Volker · 4 weeks ago

We had some delta tables that where previously partitioned on year, month, day, and hour. This resulted in quite small partitions and we now switched to liquid clustering.

We followed these steps:

Remove partitioning by doing REPLACE
ALTER TABLE --- CLUSTER BY
Run OPTIMIZE --- FULL

I see in the query output that some files have been written and some have been removed but in the underlying s3 bucket I still see the parquet files in the old hive-style partition layout.

Are these old files that will be removed by some VACUUM job or what does OPTIMIZE do if the data in the root bucket is stored in the hive-style partition layout even though we removed the partitioning from the delta table.
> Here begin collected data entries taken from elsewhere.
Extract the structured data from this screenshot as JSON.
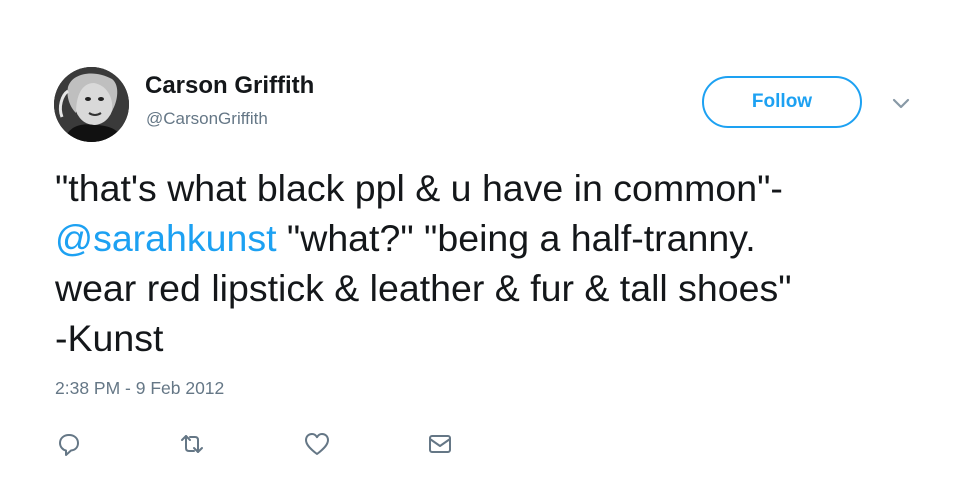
{
  "user": {
    "display_name": "Carson Griffith",
    "handle": "@CarsonGriffith",
    "avatar_icon": "profile-photo"
  },
  "follow_button": {
    "label": "Follow"
  },
  "menu": {
    "icon": "chevron-down-icon"
  },
  "tweet": {
    "text_before_mention": "\"that's what black ppl & u have in common\"-",
    "mention": "@sarahkunst",
    "text_after_mention": " \"what?\" \"being a half-tranny.\nwear red lipstick & leather & fur & tall shoes\"\n-Kunst",
    "timestamp": "2:38 PM - 9 Feb 2012"
  },
  "actions": [
    {
      "name": "reply",
      "icon": "reply-icon"
    },
    {
      "name": "retweet",
      "icon": "retweet-icon"
    },
    {
      "name": "like",
      "icon": "heart-icon"
    },
    {
      "name": "direct-message",
      "icon": "envelope-icon"
    }
  ],
  "colors": {
    "accent": "#1da1f2",
    "text": "#14171a",
    "secondary_text": "#657786",
    "icon": "#657786"
  }
}
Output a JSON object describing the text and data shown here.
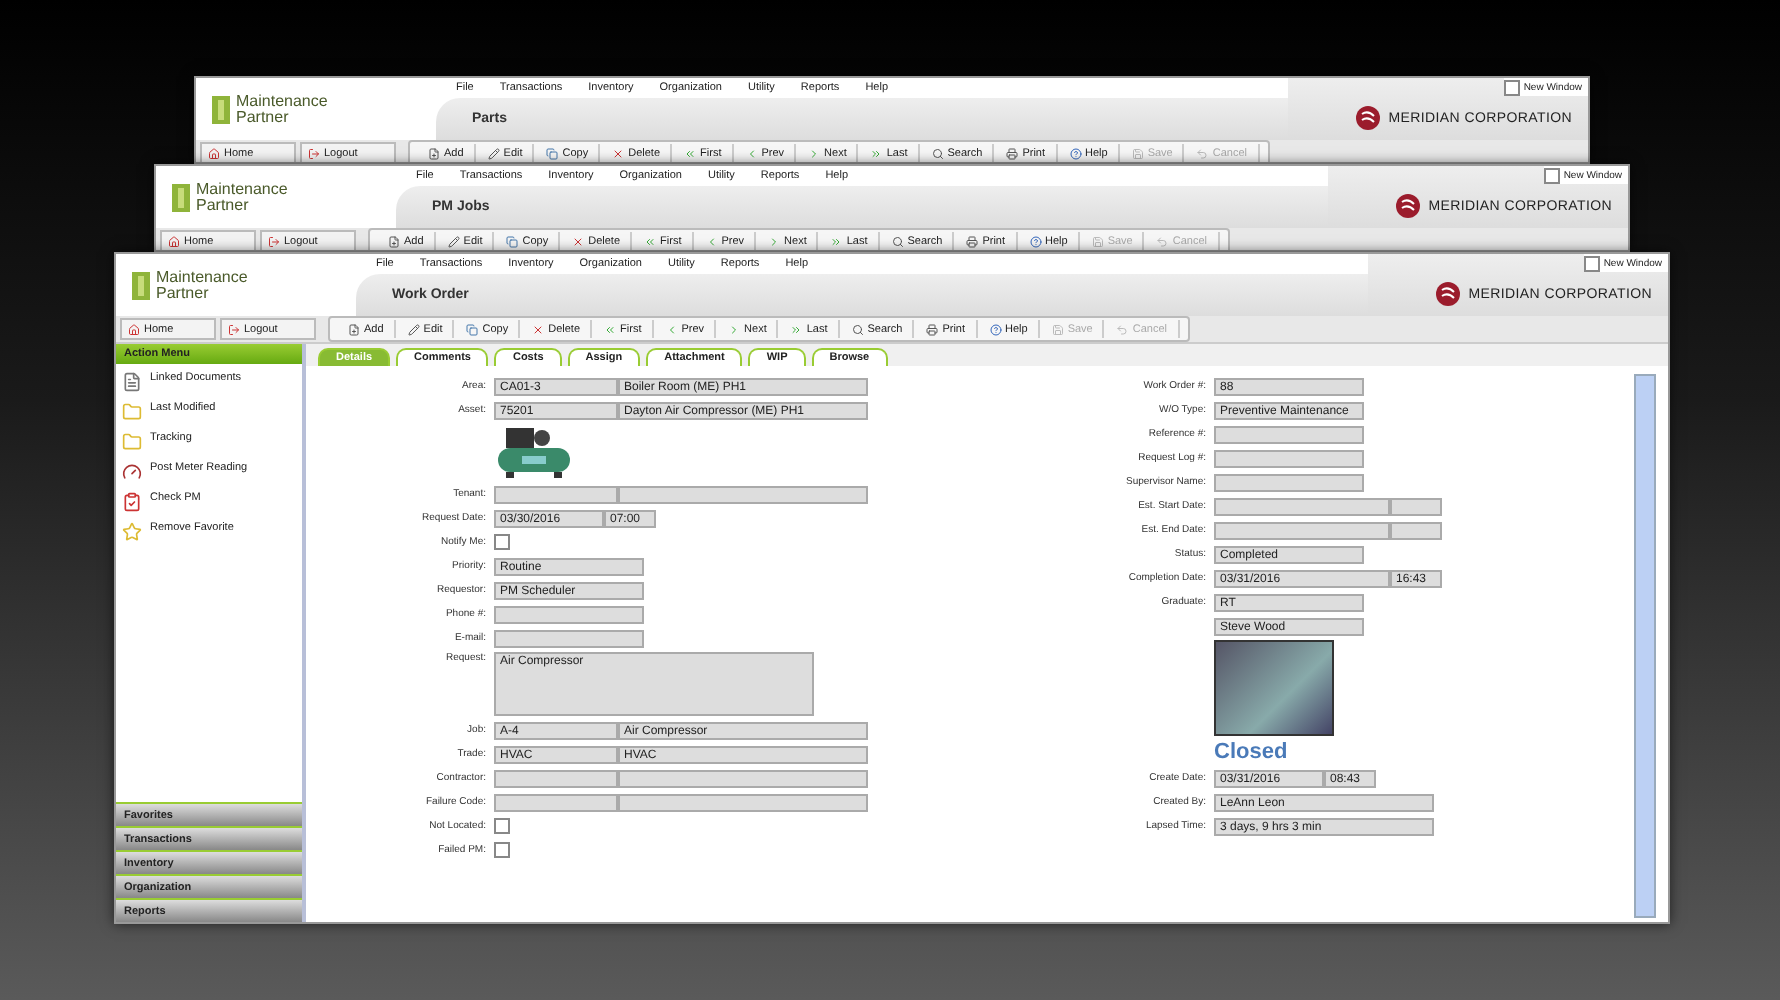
{
  "windows": [
    {
      "title": "Parts",
      "logo": "Maintenance Partner",
      "company": "MERIDIAN CORPORATION",
      "new_window": {
        "label": "New Window",
        "checked": false
      },
      "menu": [
        "File",
        "Transactions",
        "Inventory",
        "Organization",
        "Utility",
        "Reports",
        "Help"
      ],
      "nav": [
        "Home",
        "Logout"
      ],
      "toolbar": [
        {
          "label": "Add",
          "disabled": false
        },
        {
          "label": "Edit",
          "disabled": false
        },
        {
          "label": "Copy",
          "disabled": false
        },
        {
          "label": "Delete",
          "disabled": false
        },
        {
          "label": "First",
          "disabled": false
        },
        {
          "label": "Prev",
          "disabled": false
        },
        {
          "label": "Next",
          "disabled": false
        },
        {
          "label": "Last",
          "disabled": false
        },
        {
          "label": "Search",
          "disabled": false
        },
        {
          "label": "Print",
          "disabled": false
        },
        {
          "label": "Help",
          "disabled": false
        },
        {
          "label": "Save",
          "disabled": true
        },
        {
          "label": "Cancel",
          "disabled": true
        }
      ]
    },
    {
      "title": "PM Jobs",
      "logo": "Maintenance Partner",
      "company": "MERIDIAN CORPORATION",
      "new_window": {
        "label": "New Window",
        "checked": false
      },
      "menu": [
        "File",
        "Transactions",
        "Inventory",
        "Organization",
        "Utility",
        "Reports",
        "Help"
      ],
      "nav": [
        "Home",
        "Logout"
      ],
      "toolbar": [
        {
          "label": "Add",
          "disabled": false
        },
        {
          "label": "Edit",
          "disabled": false
        },
        {
          "label": "Copy",
          "disabled": false
        },
        {
          "label": "Delete",
          "disabled": false
        },
        {
          "label": "First",
          "disabled": false
        },
        {
          "label": "Prev",
          "disabled": false
        },
        {
          "label": "Next",
          "disabled": false
        },
        {
          "label": "Last",
          "disabled": false
        },
        {
          "label": "Search",
          "disabled": false
        },
        {
          "label": "Print",
          "disabled": false
        },
        {
          "label": "Help",
          "disabled": false
        },
        {
          "label": "Save",
          "disabled": true
        },
        {
          "label": "Cancel",
          "disabled": true
        }
      ]
    },
    {
      "title": "Work Order",
      "logo": "Maintenance Partner",
      "company": "MERIDIAN CORPORATION",
      "new_window": {
        "label": "New Window",
        "checked": false
      },
      "menu": [
        "File",
        "Transactions",
        "Inventory",
        "Organization",
        "Utility",
        "Reports",
        "Help"
      ],
      "nav": [
        "Home",
        "Logout"
      ],
      "toolbar": [
        {
          "label": "Add",
          "disabled": false
        },
        {
          "label": "Edit",
          "disabled": false
        },
        {
          "label": "Copy",
          "disabled": false
        },
        {
          "label": "Delete",
          "disabled": false
        },
        {
          "label": "First",
          "disabled": false
        },
        {
          "label": "Prev",
          "disabled": false
        },
        {
          "label": "Next",
          "disabled": false
        },
        {
          "label": "Last",
          "disabled": false
        },
        {
          "label": "Search",
          "disabled": false
        },
        {
          "label": "Print",
          "disabled": false
        },
        {
          "label": "Help",
          "disabled": false
        },
        {
          "label": "Save",
          "disabled": true
        },
        {
          "label": "Cancel",
          "disabled": true
        }
      ]
    }
  ],
  "sidebar": {
    "header": "Action Menu",
    "items": [
      "Linked Documents",
      "Last Modified",
      "Tracking",
      "Post Meter Reading",
      "Check PM",
      "Remove Favorite"
    ],
    "sections": [
      "Favorites",
      "Transactions",
      "Inventory",
      "Organization",
      "Reports"
    ]
  },
  "tabs": [
    {
      "label": "Details",
      "selected": true
    },
    {
      "label": "Comments",
      "selected": false
    },
    {
      "label": "Costs",
      "selected": false
    },
    {
      "label": "Assign",
      "selected": false
    },
    {
      "label": "Attachment",
      "selected": false
    },
    {
      "label": "WIP",
      "selected": false
    },
    {
      "label": "Browse",
      "selected": false
    }
  ],
  "left_fields": [
    {
      "kind": "wide_pair",
      "label": "Area:",
      "value": "CA01-3",
      "value_2": "Boiler Room (ME) PH1"
    },
    {
      "kind": "wide_pair",
      "label": "Asset:",
      "value": "75201",
      "value_2": "Dayton Air Compressor (ME) PH1"
    },
    {
      "kind": "picture"
    },
    {
      "kind": "wide_pair",
      "label": "Tenant:"
    },
    {
      "kind": "datetime",
      "label": "Request Date:",
      "value": "03/30/2016",
      "value_2": "07:00"
    },
    {
      "kind": "check",
      "label": "Notify Me:",
      "checked": false
    },
    {
      "kind": "text",
      "label": "Priority:",
      "value": "Routine"
    },
    {
      "kind": "text",
      "label": "Requestor:",
      "value": "PM Scheduler"
    },
    {
      "kind": "text",
      "label": "Phone #:"
    },
    {
      "kind": "text",
      "label": "E-mail:"
    },
    {
      "kind": "memo",
      "label": "Request:",
      "value": "Air Compressor"
    },
    {
      "kind": "wide_pair",
      "label": "Job:",
      "value": "A-4",
      "value_2": "Air Compressor"
    },
    {
      "kind": "wide_pair",
      "label": "Trade:",
      "value": "HVAC",
      "value_2": "HVAC"
    },
    {
      "kind": "wide_pair",
      "label": "Contractor:"
    },
    {
      "kind": "wide_pair",
      "label": "Failure Code:"
    },
    {
      "kind": "check",
      "label": "Not Located:",
      "checked": false
    },
    {
      "kind": "check",
      "label": "Failed PM:",
      "checked": false
    }
  ],
  "right_fields": [
    {
      "kind": "text",
      "label": "Work Order #:",
      "value": "88"
    },
    {
      "kind": "text",
      "label": "W/O Type:",
      "value": "Preventive Maintenance"
    },
    {
      "kind": "text",
      "label": "Reference #:"
    },
    {
      "kind": "text",
      "label": "Request Log #:"
    },
    {
      "kind": "text",
      "label": "Supervisor Name:"
    },
    {
      "kind": "split",
      "label": "Est. Start Date:"
    },
    {
      "kind": "split",
      "label": "Est. End Date:"
    },
    {
      "kind": "text",
      "label": "Status:",
      "value": "Completed"
    },
    {
      "kind": "split",
      "label": "Completion Date:",
      "value": "03/31/2016",
      "value_2": "16:43"
    },
    {
      "kind": "text",
      "label": "Graduate:",
      "value": "RT"
    },
    {
      "kind": "text",
      "value": "Steve Wood"
    },
    {
      "kind": "photo"
    },
    {
      "kind": "status",
      "value": "Closed"
    },
    {
      "kind": "datetime",
      "label": "Create Date:",
      "value": "03/31/2016",
      "value_2": "08:43"
    },
    {
      "kind": "long",
      "label": "Created By:",
      "value": "LeAnn Leon"
    },
    {
      "kind": "long",
      "label": "Lapsed Time:",
      "value": "3 days, 9 hrs 3 min"
    }
  ]
}
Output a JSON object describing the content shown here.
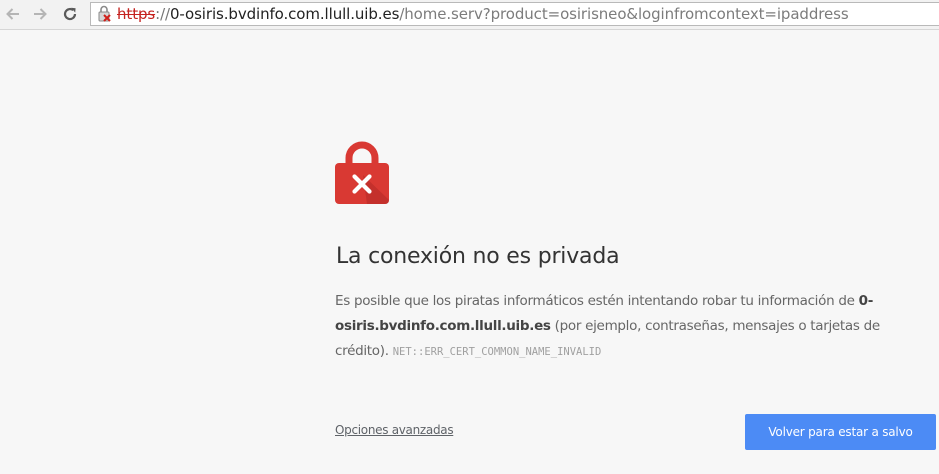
{
  "browser": {
    "nav": {
      "back_icon": "arrow-left-icon",
      "forward_icon": "arrow-right-icon",
      "reload_icon": "reload-icon"
    },
    "omnibox": {
      "security_icon": "broken-lock-icon",
      "scheme": "https",
      "separator": "://",
      "host": "0-osiris.bvdinfo.com.llull.uib.es",
      "path": "/home.serv?product=osirisneo&loginfromcontext=ipaddress"
    }
  },
  "interstitial": {
    "icon": "red-padlock-x-icon",
    "title": "La conexión no es privada",
    "body_before": "Es posible que los piratas informáticos estén intentando robar tu información de ",
    "body_host": "0-osiris.bvdinfo.com.llull.uib.es",
    "body_after": " (por ejemplo, contraseñas, mensajes o tarjetas de crédito). ",
    "error_code": "NET::ERR_CERT_COMMON_NAME_INVALID",
    "advanced_label": "Opciones avanzadas",
    "back_to_safety_label": "Volver para estar a salvo"
  },
  "colors": {
    "page_background": "#f7f7f7",
    "danger_red": "#d93933",
    "primary_button": "#4c8bf5"
  }
}
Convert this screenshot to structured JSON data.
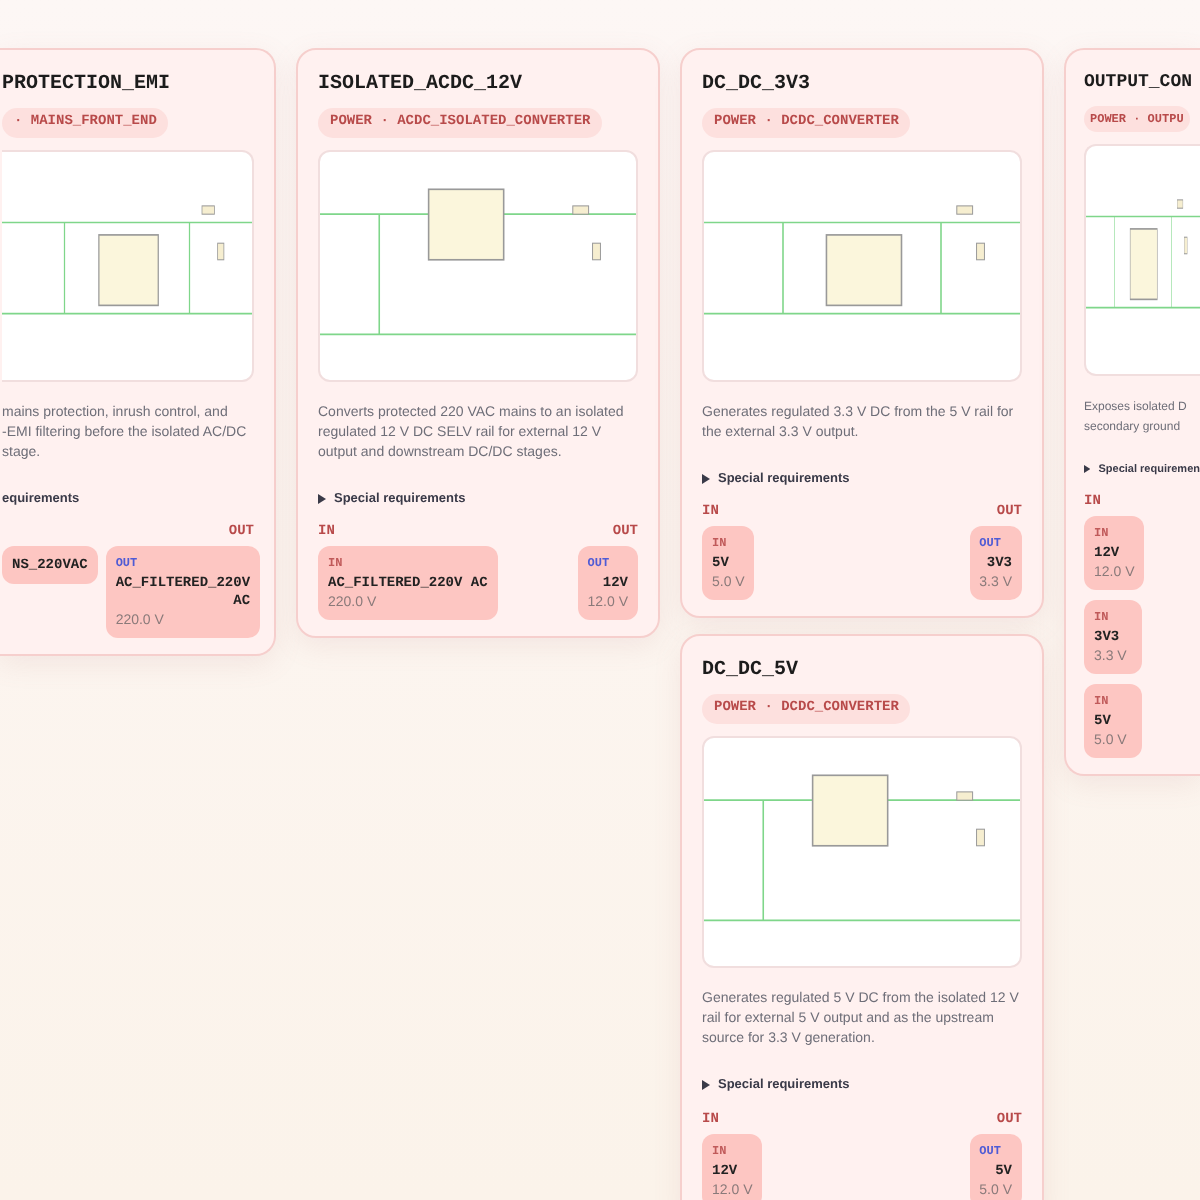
{
  "cards": [
    {
      "kind": "clipped-left",
      "title": "PROTECTION_EMI",
      "badge": "· MAINS_FRONT_END",
      "description": [
        "mains protection, inrush control, and",
        "-EMI filtering before the isolated AC/DC",
        "stage."
      ],
      "requirements": "equirements",
      "out_header": "OUT",
      "inputs": [
        {
          "name": "NS_220VAC"
        }
      ],
      "outputs": [
        {
          "label": "OUT",
          "name": "AC_FILTERED_220V AC",
          "value": "220.0 V"
        }
      ]
    },
    {
      "kind": "full",
      "title": "ISOLATED_ACDC_12V",
      "badge": "POWER · ACDC_ISOLATED_CONVERTER",
      "description": [
        "Converts protected 220 VAC mains to an isolated",
        "regulated 12 V DC SELV rail for external 12 V",
        "output and downstream DC/DC stages."
      ],
      "requirements": "Special requirements",
      "in_header": "IN",
      "out_header": "OUT",
      "inputs": [
        {
          "label": "IN",
          "name": "AC_FILTERED_220V AC",
          "value": "220.0 V"
        }
      ],
      "outputs": [
        {
          "label": "OUT",
          "name": "12V",
          "value": "12.0 V"
        }
      ]
    },
    {
      "kind": "full",
      "title": "DC_DC_3V3",
      "badge": "POWER · DCDC_CONVERTER",
      "description": [
        "Generates regulated 3.3 V DC from the 5 V rail for",
        "the external 3.3 V output."
      ],
      "requirements": "Special requirements",
      "in_header": "IN",
      "out_header": "OUT",
      "inputs": [
        {
          "label": "IN",
          "name": "5V",
          "value": "5.0 V"
        }
      ],
      "outputs": [
        {
          "label": "OUT",
          "name": "3V3",
          "value": "3.3 V"
        }
      ]
    },
    {
      "kind": "full",
      "title": "DC_DC_5V",
      "badge": "POWER · DCDC_CONVERTER",
      "description": [
        "Generates regulated 5 V DC from the isolated 12 V",
        "rail for external 5 V output and as the upstream",
        "source for 3.3 V generation."
      ],
      "requirements": "Special requirements",
      "in_header": "IN",
      "out_header": "OUT",
      "inputs": [
        {
          "label": "IN",
          "name": "12V",
          "value": "12.0 V"
        }
      ],
      "outputs": [
        {
          "label": "OUT",
          "name": "5V",
          "value": "5.0 V"
        }
      ]
    },
    {
      "kind": "clipped-right",
      "title": "OUTPUT_CON",
      "badge": "POWER · OUTPU",
      "description": [
        "Exposes isolated D",
        "secondary ground"
      ],
      "requirements": "Special requiremen",
      "in_header": "IN",
      "inputs": [
        {
          "label": "IN",
          "name": "12V",
          "value": "12.0 V"
        },
        {
          "label": "IN",
          "name": "3V3",
          "value": "3.3 V"
        },
        {
          "label": "IN",
          "name": "5V",
          "value": "5.0 V"
        }
      ]
    }
  ]
}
Also we are now using the processing_dttm as cluster key instead of year, month, day, hour. The processing_dttm column contains th dttm like so: 2024-11-19T09:30:00.765+00:00.
Would it be better to only include year, month and day or maybe hour instead of minutes or seconds? Or is liquid clustering smart enough the infere this from the dttm?

Isi · 2 weeks ago

Hey @Volker ,

First of all, I’d recommend considering Auto Liquid Clustering, as it can simplify the process of defining clustering keys.

You can read more about it in the Databricks documentation (it’s currently in Public Preview, but you can probably start using it already)

Since the official docs are still limited, here’s a quick summary of the criteria used by the backend to trigger Liquid Clustering:

• The table size must be at least 256 MB.

• There must be at least 10 pruning-eligible scans with pruning predicates.

• The clustering key must not have been changed in the last 2 weeks.

• It usually takes 2 to 5 hours for the table to reflect the Liquid Clustering key after the conditions are met.

Answering your questions:

• Yes, deleted files should be removed with VACUUM after 7 days — this is the default behavior.

• Yes, Liquid Clustering can handle full timestamps like processing_dttm.

However, using a timestamp with minutes and seconds can lead to too many small clusters if the values are highly distinct and that level of granularity isn’t relevant for filtering. In such cases, this may reduce clustering efficiency rather than improve it.

Maybe if your queries don’t require high precision, I recommend using truncated versions of your timestamp when filtering

Hopee this helps 🙂

Isi